L'éco-construction, une pratique en devenir

De plus en plus, les ouvriers du bâtiment doivent s'adapter à des matériaux et des modes de construction plus écologiques
De plus en plus, les ouvriers du bâtiment doivent s'adapter à des matériaux et des modes de construction plus écologiques - © EPA

Chauffagistes, couvreurs ou maçons: les métiers du bâtiment évoluent. Ils doivent s'adapter à des matériaux et des modes de construction plus écologiques. Pour cela, l'apprentissage de ces métiers doit également changer. C'est le cas des formations données aux demandeurs d'emploi bruxellois. Bruxelles formation, l'organisme qui les forme, étend ses bâtiments. Deux gigantesques halls sont inaugurés ce mercredi. Ils sont entièrement dédiés à l'éco-construction.

Dans l'atelier des couvreurs, ils sont une dizaine à poser des ardoises et à découper du zinc. "Ca fait six mois qu’on est là, explique Ahmed, un apprenti couvreur. On a appris pas mal de choses." Ahmed et Achille parlent à présent en termes techniques. "Ce sont des plaques d’isolation, décrit l’un deux. Il y a aussi des fibres pour isoler. Après, on peut mettre un pare-vapeur en bas."

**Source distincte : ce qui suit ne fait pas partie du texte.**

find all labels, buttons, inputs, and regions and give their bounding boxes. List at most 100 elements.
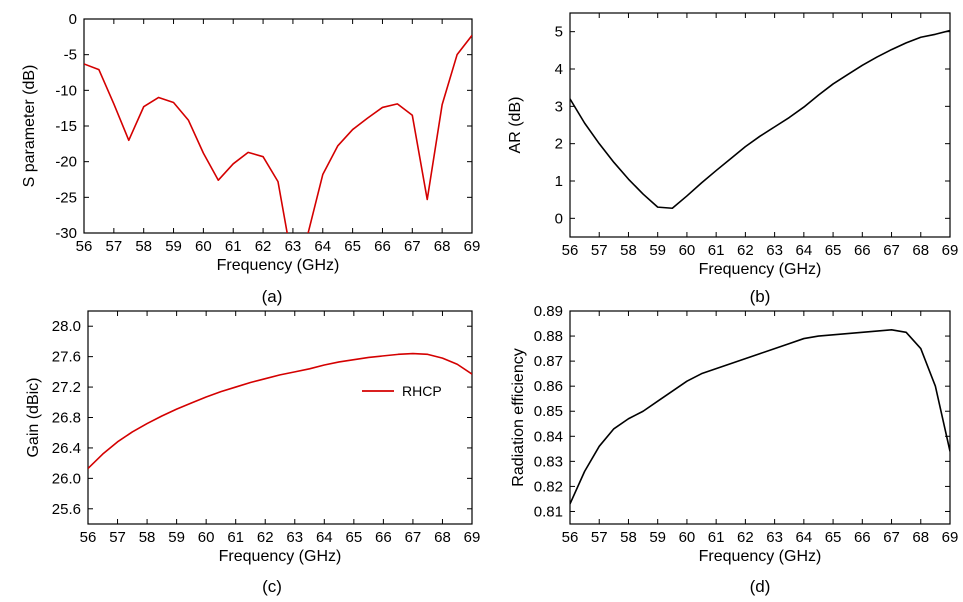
x-tick-label: 69 xyxy=(464,529,481,546)
x-axis-label: Frequency (GHz) xyxy=(699,548,822,565)
x-tick-label: 60 xyxy=(679,529,696,546)
x-tick-label: 69 xyxy=(942,529,959,546)
plot-frame xyxy=(87,310,473,525)
chart-panel-2: 56 57 58 59 60 61 62 63 64 65 66 67 68 69 0 1 2 3 4 5 Freque… xyxy=(507,12,959,306)
x-tick-label: 63 xyxy=(285,238,302,255)
x-tick-label: 65 xyxy=(346,529,363,546)
chart-panel-4: 56 57 58 59 60 61 62 63 64 65 66 67 68 69 0.89 0.88 0.87… xyxy=(510,303,958,596)
y-tick-label: 1 xyxy=(555,173,563,190)
x-tick-label: 61 xyxy=(708,529,725,546)
y-tick-label: 27.2 xyxy=(52,379,81,396)
x-tick-label: 69 xyxy=(464,238,481,255)
x-tick-label: 66 xyxy=(374,238,391,255)
x-tick-label: 60 xyxy=(195,238,212,255)
y-tick-label: -20 xyxy=(55,154,77,171)
x-tick-label: 59 xyxy=(168,529,185,546)
y-tick-label: -30 xyxy=(55,225,77,242)
series-line xyxy=(570,328,950,505)
x-tick-label: 59 xyxy=(649,529,666,546)
x-tick-label: 67 xyxy=(883,529,900,546)
x-tick-label: 59 xyxy=(649,242,666,259)
x-tick-label: 68 xyxy=(434,529,451,546)
chart-panel-3: 56 57 58 59 60 61 62 63 64 65 66 67 68 69 28.0 27.6 27.2… xyxy=(25,310,481,596)
x-tick-label: 63 xyxy=(766,242,783,259)
x-tick-label: 56 xyxy=(80,529,97,546)
panel-caption: (c) xyxy=(262,577,282,596)
x-axis-label: Frequency (GHz) xyxy=(219,548,342,565)
series-line xyxy=(570,29,950,210)
y-axis-label: S parameter (dB) xyxy=(21,65,38,188)
y-tick-label: 2 xyxy=(555,136,563,153)
y-tick-label: 26.8 xyxy=(52,410,81,427)
x-axis-label: Frequency (GHz) xyxy=(699,261,822,278)
y-tick-label: 0.84 xyxy=(534,428,563,445)
x-tick-label: 66 xyxy=(854,529,871,546)
x-tick-label: 58 xyxy=(620,529,637,546)
y-axis-label: AR (dB) xyxy=(507,97,524,154)
y-tick-label: 0.87 xyxy=(534,353,563,370)
x-tick-label: 64 xyxy=(796,529,813,546)
y-axis-label: Gain (dBic) xyxy=(25,377,42,457)
x-tick-label: 65 xyxy=(825,529,842,546)
y-tick-label: 0.83 xyxy=(534,453,563,470)
y-tick-label: 26.4 xyxy=(52,440,81,457)
panel-caption: (b) xyxy=(750,287,771,306)
x-tick-label: 67 xyxy=(883,242,900,259)
y-tick-label: 0.89 xyxy=(534,303,563,320)
x-tick-label: 57 xyxy=(109,529,126,546)
x-tick-label: 62 xyxy=(255,238,272,255)
y-tick-label: 26.0 xyxy=(52,470,81,487)
x-tick-label: 68 xyxy=(912,242,929,259)
x-tick-label: 58 xyxy=(135,238,152,255)
x-tick-label: 56 xyxy=(76,238,93,255)
y-tick-label: 0 xyxy=(555,210,563,227)
y-tick-label: -15 xyxy=(55,118,77,135)
x-tick-label: 57 xyxy=(591,529,608,546)
plot-frame xyxy=(569,12,951,238)
x-tick-label: 62 xyxy=(737,529,754,546)
x-tick-label: 67 xyxy=(404,238,421,255)
x-tick-label: 67 xyxy=(405,529,422,546)
x-tick-label: 58 xyxy=(139,529,156,546)
x-tick-label: 66 xyxy=(854,242,871,259)
x-tick-label: 58 xyxy=(620,242,637,259)
series-line xyxy=(84,34,472,233)
y-tick-label: 25.6 xyxy=(52,501,81,518)
x-tick-label: 61 xyxy=(708,242,725,259)
x-tick-label: 65 xyxy=(344,238,361,255)
y-tick-label: 27.6 xyxy=(52,349,81,366)
plot-frame xyxy=(569,310,951,525)
y-tick-label: 0 xyxy=(69,11,77,28)
x-tick-label: 69 xyxy=(942,242,959,259)
x-tick-label: 57 xyxy=(591,242,608,259)
y-tick-label: 28.0 xyxy=(52,318,81,335)
y-tick-label: -10 xyxy=(55,82,77,99)
y-tick-label: 0.85 xyxy=(534,403,563,420)
x-tick-label: 64 xyxy=(796,242,813,259)
x-tick-label: 59 xyxy=(165,238,182,255)
y-tick-label: -25 xyxy=(55,189,77,206)
y-tick-label: 0.88 xyxy=(534,328,563,345)
y-tick-label: 0.82 xyxy=(534,478,563,495)
y-tick-label: 0.86 xyxy=(534,378,563,395)
y-tick-label: -5 xyxy=(64,47,77,64)
series-line-rhcp xyxy=(88,352,472,470)
y-axis-label: Radiation efficiency xyxy=(510,348,527,486)
x-tick-label: 61 xyxy=(225,238,242,255)
x-tick-label: 65 xyxy=(825,242,842,259)
y-tick-label: 5 xyxy=(555,24,563,41)
legend-label: RHCP xyxy=(402,383,442,399)
x-tick-label: 63 xyxy=(766,529,783,546)
y-tick-label: 0.81 xyxy=(534,503,563,520)
y-tick-label: 3 xyxy=(555,98,563,115)
x-tick-label: 56 xyxy=(562,529,579,546)
x-tick-label: 66 xyxy=(375,529,392,546)
chart-panel-1: 56 57 58 59 60 61 62 63 64 65 66 67 68 69 0 -5 -10 -15 -20… xyxy=(21,11,480,306)
x-axis-label: Frequency (GHz) xyxy=(217,257,340,274)
x-tick-label: 68 xyxy=(912,529,929,546)
y-tick-label: 4 xyxy=(555,61,563,78)
x-tick-label: 64 xyxy=(314,238,331,255)
x-tick-label: 62 xyxy=(257,529,274,546)
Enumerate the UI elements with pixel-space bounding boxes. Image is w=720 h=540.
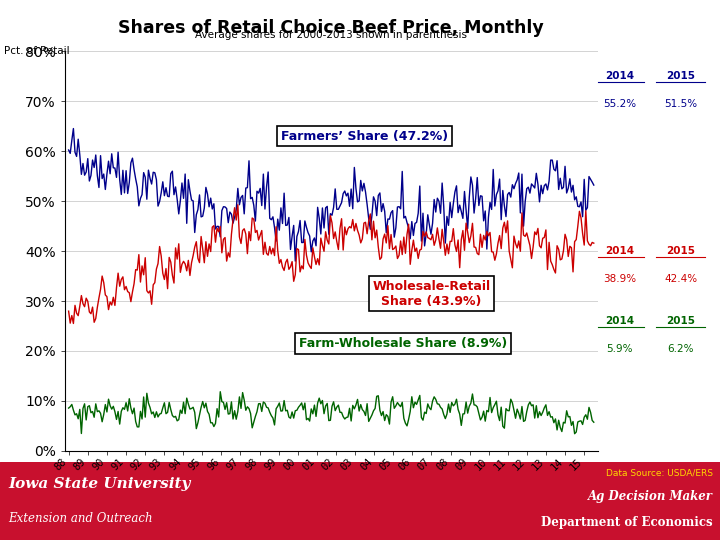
Text: Data Source: USDA/ERS: Data Source: USDA/ERS (606, 469, 713, 478)
Text: Wholesale-Retail
Share (43.9%): Wholesale-Retail Share (43.9%) (372, 280, 490, 308)
Text: Farmers’ Share (47.2%): Farmers’ Share (47.2%) (281, 130, 448, 143)
Text: Extension and Outreach: Extension and Outreach (9, 511, 153, 524)
Text: 42.4%: 42.4% (665, 274, 698, 284)
Text: Ag Decision Maker: Ag Decision Maker (588, 490, 713, 503)
Text: 2015: 2015 (666, 71, 696, 81)
Text: Average shares for 2000-2013 shown in parenthesis: Average shares for 2000-2013 shown in pa… (195, 30, 467, 40)
Text: 2015: 2015 (666, 316, 696, 326)
Text: 2014: 2014 (605, 71, 634, 81)
Text: 38.9%: 38.9% (603, 274, 636, 284)
Text: Shares of Retail Choice Beef Price, Monthly: Shares of Retail Choice Beef Price, Mont… (118, 19, 544, 37)
Text: 2014: 2014 (605, 316, 634, 326)
Text: 51.5%: 51.5% (665, 99, 698, 109)
Text: 2014: 2014 (605, 246, 634, 256)
Text: Iowa State University: Iowa State University (9, 477, 191, 491)
Text: 6.2%: 6.2% (667, 343, 694, 354)
Text: Department of Economics: Department of Economics (541, 516, 713, 529)
Text: Pct. of Retail: Pct. of Retail (4, 46, 69, 56)
Text: Farm-Wholesale Share (8.9%): Farm-Wholesale Share (8.9%) (299, 337, 507, 350)
Text: 55.2%: 55.2% (603, 99, 636, 109)
Text: 2015: 2015 (666, 246, 696, 256)
Text: 5.9%: 5.9% (606, 343, 633, 354)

Ces deux apprentis utilisent des nouveaux mots, transmis par leurs formateurs, comme Cédric, qui est entré dans le métier il y a treize ans. "Depuis cinq, six ans, je vois que les métiers de la couverture, ça a beaucoup évolué. Il y a pleins de nouveaux matériaux qui sortent. Il faut tout le temps se mettre au goût du jour: prendre des informations à droite, à gauche, lire, etc.", indique-t-il.

Dans le futur, ils devront maîtriser ces techniques  particulières. C'est pour cela que le directeur de Bruxelles-Formation, Louis Boutriau, veut anticiper, même si tous les entrepreneurs qui vont recruter ne sont pas prêts. "Comme dans toute corporation, il y a des gens qui sont en avant et il y a des gens qui suivent, déclare-t-il. Donc, effectivement, il y a un certain nombre de sociétés qui commencent à nous demander pour avoir des ouvriers qui sont formés en éco-construction. Mais il est clair que la grosse demande aujourd’hui, c’est d’avoir des maçons, des coffreurs, des couvreurs, quitte à ce que l’éco-construction soit un plus ajouté à leur parcours."

En attendant les patrons, une nouvelle génération d'ouvriers du bâtiment apparaît, bien consciente des enjeux de l'éco-construction.